Separately, JetBlue Airways announced it will stop blocking seats starting Jan. 8—a bet that people feel more confident about traveling on full flights during a pandemic. The airline currently limits flights to 70% of capacity but will raise that to 85% on Dec. 2.
Airline stocks surged on Monday after Pfizer reported promising early results from a trial of a coronavirus vaccine. Delta CEO Ed Bastian called the vaccine news a "welcome glimmer of light in the darkness." However, the stocks have retreated as new confirmed cases of COVID-19 soared over the past two weeks, reaching an average of about 127,000 in the past two weeks—the highest on record.
The report from Dallas-based Southwest added to fears that the spreading virus cases will hurt travel demand heading into Thanksgiving, a key period for airlines.
Southwest said in a regulatory filing that October revenue is down about 65% from a year ago, and that November and December revenue will be off 60% to 65%. It is unclear whether the weakening booking trends is directly related to the surge in virus cases. Other industry officials left little doubt, however.
"Demand is softening, and in the wake of the news, it's probably not hard to figure out why," said Nicholas Calio, president of the trade group Airlines for America.
Air travel remains deeply depressed—in the U.S., it's down about 65% from a year ago. Although that is improvement over April's 95% decline, Calio told reporters that U.S. airlines are still losing about $180 million a day.
Airlines have added more flights for Thanksgiving, but health officials are warning against big gatherings over the holiday. This week, New York limited private gatherings to 10 people, even for outdoor events.
In the early days of the pandemic, several airlines tried to reassure frightened travelers by blocking some seats to create more space between passengers. As flights have become more crowded in recent months, airlines are losing money by leaving seats empty.
JetBlue is the latest U.S. carrier to abandon seating limits. Southwest will stop blocking middle seats on Dec. 1. The last holdouts—Delta Air Lines and Alaska Airlines—plan to eliminate their seating limits early next year.
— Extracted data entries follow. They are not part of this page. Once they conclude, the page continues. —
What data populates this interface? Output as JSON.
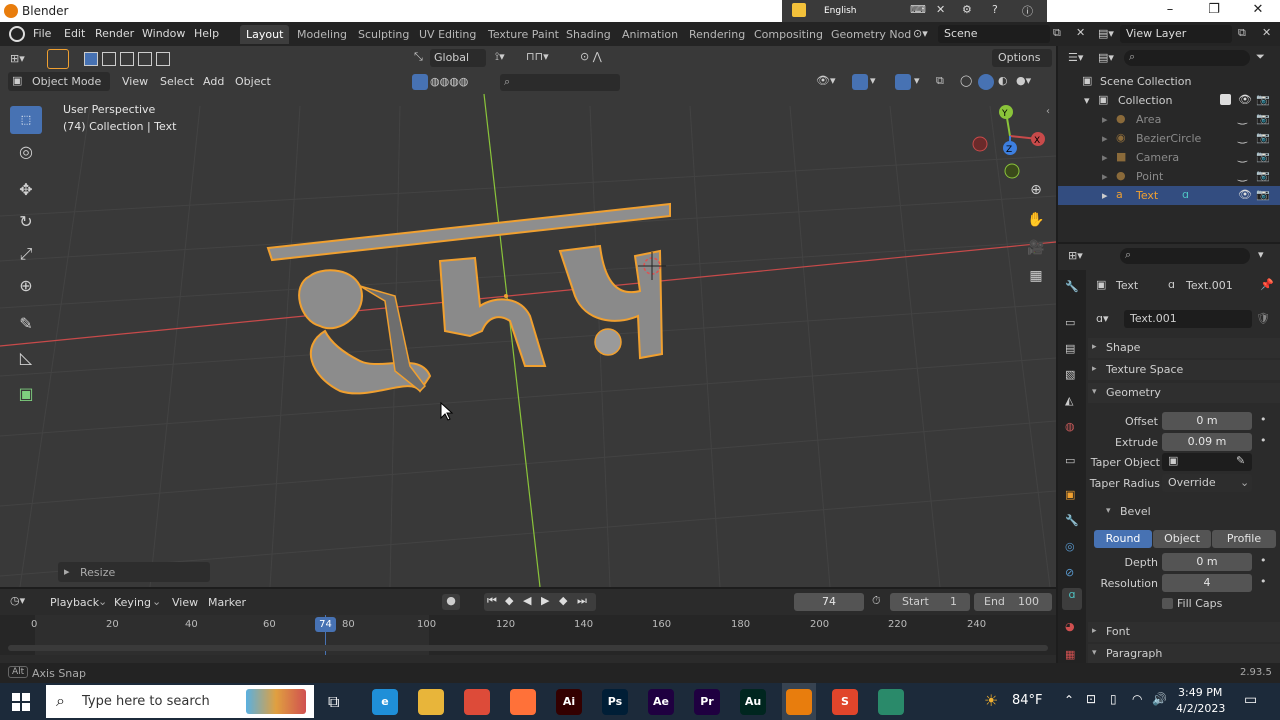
{
  "app": {
    "title": "Blender",
    "version": "2.93.5"
  },
  "langbar": {
    "language": "English"
  },
  "menu": {
    "items": [
      "File",
      "Edit",
      "Render",
      "Window",
      "Help"
    ]
  },
  "workspaces": {
    "tabs": [
      "Layout",
      "Modeling",
      "Sculpting",
      "UV Editing",
      "Texture Paint",
      "Shading",
      "Animation",
      "Rendering",
      "Compositing",
      "Geometry Nod"
    ],
    "active": "Layout"
  },
  "scene": {
    "name": "Scene",
    "view_layer": "View Layer"
  },
  "viewport": {
    "mode": "Object Mode",
    "menus": [
      "View",
      "Select",
      "Add",
      "Object"
    ],
    "orientation": "Global",
    "options_label": "Options",
    "perspective": "User Perspective",
    "collection_info": "(74) Collection | Text",
    "resize_panel": "Resize",
    "gizmo": {
      "x": "X",
      "y": "Y",
      "z": "Z"
    }
  },
  "outliner": {
    "root": "Scene Collection",
    "collection": "Collection",
    "objects": [
      {
        "name": "Area",
        "selected": false
      },
      {
        "name": "BezierCircle",
        "selected": false
      },
      {
        "name": "Camera",
        "selected": false
      },
      {
        "name": "Point",
        "selected": false
      },
      {
        "name": "Text",
        "selected": true
      }
    ]
  },
  "properties": {
    "object_name": "Text",
    "data_name": "Text.001",
    "data_field": "Text.001",
    "panels": {
      "shape": "Shape",
      "texture_space": "Texture Space",
      "geometry": "Geometry",
      "bevel": "Bevel",
      "font": "Font",
      "paragraph": "Paragraph"
    },
    "geometry": {
      "offset_label": "Offset",
      "offset": "0 m",
      "extrude_label": "Extrude",
      "extrude": "0.09 m",
      "taper_object_label": "Taper Object",
      "taper_radius_label": "Taper Radius",
      "taper_radius": "Override"
    },
    "bevel": {
      "modes": [
        "Round",
        "Object",
        "Profile"
      ],
      "active_mode": "Round",
      "depth_label": "Depth",
      "depth": "0 m",
      "resolution_label": "Resolution",
      "resolution": "4",
      "fill_caps_label": "Fill Caps"
    }
  },
  "timeline": {
    "menus": [
      "Playback",
      "Keying",
      "View",
      "Marker"
    ],
    "current_frame": "74",
    "start_label": "Start",
    "start": "1",
    "end_label": "End",
    "end": "100",
    "ticks": [
      "0",
      "20",
      "40",
      "60",
      "80",
      "100",
      "120",
      "140",
      "160",
      "180",
      "200",
      "220",
      "240"
    ],
    "playhead": "74"
  },
  "status": {
    "key": "Alt",
    "hint": "Axis Snap",
    "version": "2.93.5"
  },
  "taskbar": {
    "search_placeholder": "Type here to search",
    "apps": [
      {
        "name": "Edge",
        "color": "#1f8fd8",
        "glyph": "e"
      },
      {
        "name": "File Explorer",
        "color": "#e8b53a",
        "glyph": ""
      },
      {
        "name": "Chrome",
        "color": "#dd4b39",
        "glyph": ""
      },
      {
        "name": "Firefox",
        "color": "#ff7139",
        "glyph": ""
      },
      {
        "name": "Illustrator",
        "color": "#330000",
        "glyph": "Ai"
      },
      {
        "name": "Photoshop",
        "color": "#001e36",
        "glyph": "Ps"
      },
      {
        "name": "After Effects",
        "color": "#1f0040",
        "glyph": "Ae"
      },
      {
        "name": "Premiere",
        "color": "#1f0040",
        "glyph": "Pr"
      },
      {
        "name": "Audition",
        "color": "#00261f",
        "glyph": "Au"
      },
      {
        "name": "Blender",
        "color": "#e87d0d",
        "glyph": ""
      },
      {
        "name": "Sublime",
        "color": "#e0452b",
        "glyph": "S"
      },
      {
        "name": "Back",
        "color": "#2a8a6a",
        "glyph": ""
      }
    ],
    "weather": "84°F",
    "time": "3:49 PM",
    "date": "4/2/2023"
  },
  "colors": {
    "accent": "#4772b3",
    "selection_orange": "#f0a030",
    "x_axis": "#c84a4a",
    "y_axis": "#8ac43a",
    "z_axis": "#3d7fe0"
  }
}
JetBlue and Southwest both cited studies including an airline industry-funded report by Harvard University public health researchers that found a low risk of transmitting the virus during flights. The studies credited strong ventilation and air-filtration systems on modern jetliners.
Even if airplane cabins are safe, air travel allowed COVID-19 to spread rapidly from China around the world. Travel restrictions designed to stop that spread have devastated the airline business.
The top nine U.S. carriers have lost $36 billion so far this year, according to industry group Airlines for America. Business travel and international routes have been particularly hard-hit.
Canada, Europe and much of Asia are closed to most Americans. Mexico is a relative bright spot, with travel there from the U.S. down only 41%, to 1.3 million passengers, in October. With other nations cut off, the Dominican Republic is now the second-biggest destination for U.S. international travelers, according to the airline trade group.
Airline stocks fell more sharply than broader market indexes. JetBlue shares dropped 5% and Southwest lost 3%.